As we made our final swing near the state capitol (uniquely designed, as is the entire town), we came upon Upper Crust Pizza and the Sunny Chicken Pesto offering. As stated, Brooke had to take a pass here, and I wish I had. Called “Santa Fe’s best slice of pizza,” it was, frankly, nothing of the kind. Perhaps it was just this variety, but I was unimpressed at best. Something tells me our pies were made hours before and left under a heat lamp as “tour offerings”, so maybe this first visit shouldn’t be the last. Still, if future customers are your goal, perhaps you shouldn’t send in the second unit. As if to counter the forgettable pizza, it was here where we met a fellow traveler – a Michigan native now residing in Dallas – who shared our passion for the parks. Here she was, relatively young (younger than us, at least), traveling by herself and seeing the country. At the very least, it was inspiring to meet a person with an NPS fixation who isn’t one step from the grave. There are so few of us, you know.

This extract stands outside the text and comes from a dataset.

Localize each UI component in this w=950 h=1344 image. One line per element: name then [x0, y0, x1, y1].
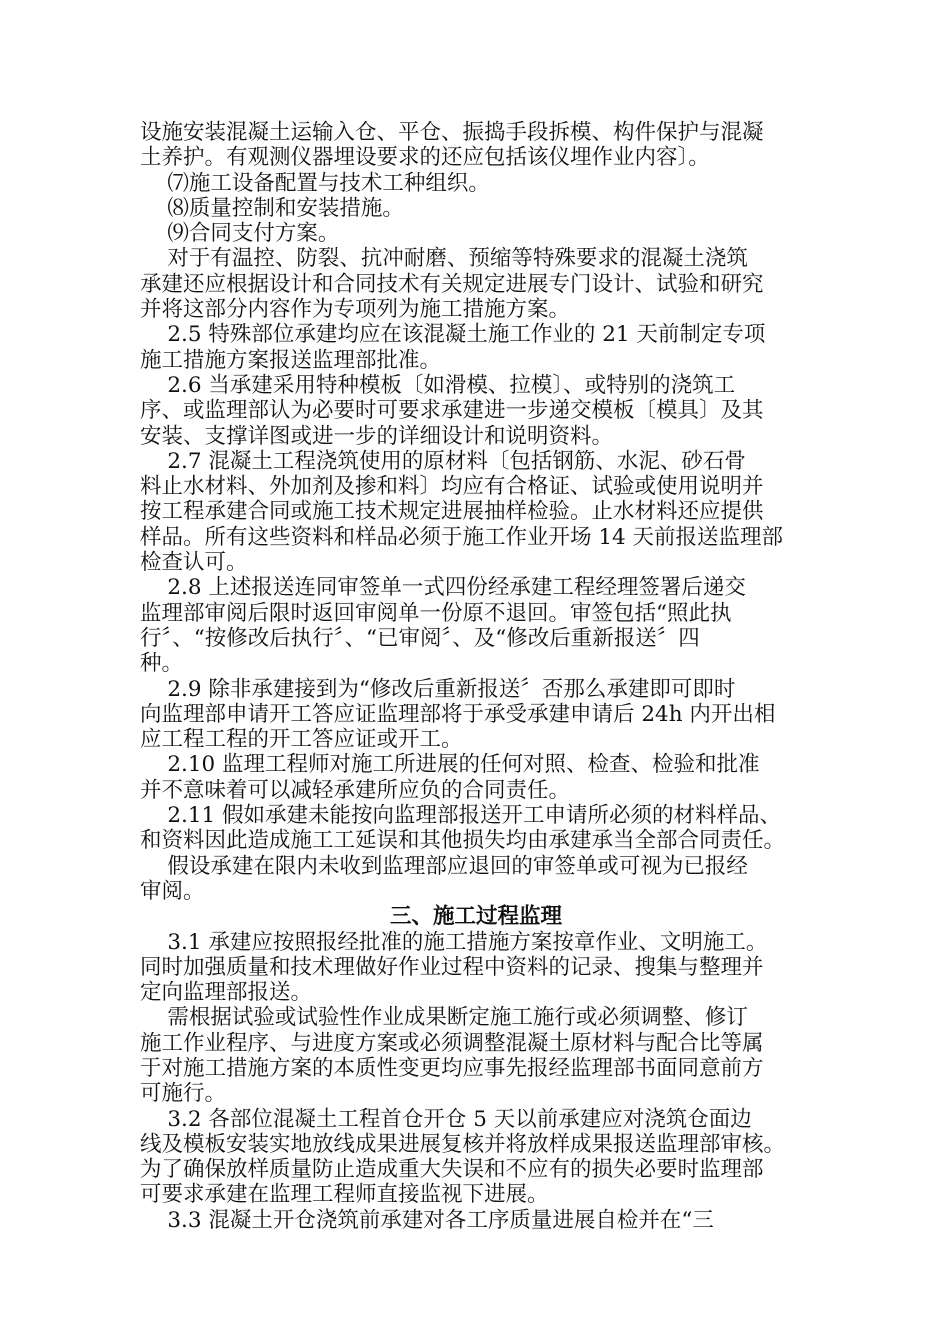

So we chatted and as we neared our final stop, Senor Murphy’s Candymaker, we passed by the world famous Loretto Chapel, where Jesus himself (or St. Joseph) is rumored to have built a “miraculous” spiral staircase in the late 19th century. Why Christ would wander into a U.S. territory to make life a little easier on the knees of virginal nuns is beyond me, what with the rampant disease, violence, and bigotry of the era, but we are talking about a religion whereby one feasts on a Triscuit to “ingest” the soul of a zombie savior, after all. And they called the native people savages. That aside, we wrapped up the walk with a little toffee sampling, which was more than enough to make me forgive the pizza.
As a side dish, our Santa Fe culinary extravaganza was just what we needed to remind our fevered brains that yes, a vacation is possible without 500-mile days and stamp-filled visitor centers. We ate, walked, talked, and took in a brilliant blue sky, all without buying a single magnet or checking a dog-eared unigrid. Sure, we’re still hooked and ready for more stamps, but how pleasant indeed to stay put; feet up, belts loosened, with the beauty of America’s oldest state capital unfurled before us like a ribbon of ecstasy. We can do this, and with so many NPS sites now out of reach for short trips, we’d better get used to the feeling. Funny thing about obsessions – they’re always there, right where you left them, happy to see your crazed expression once again.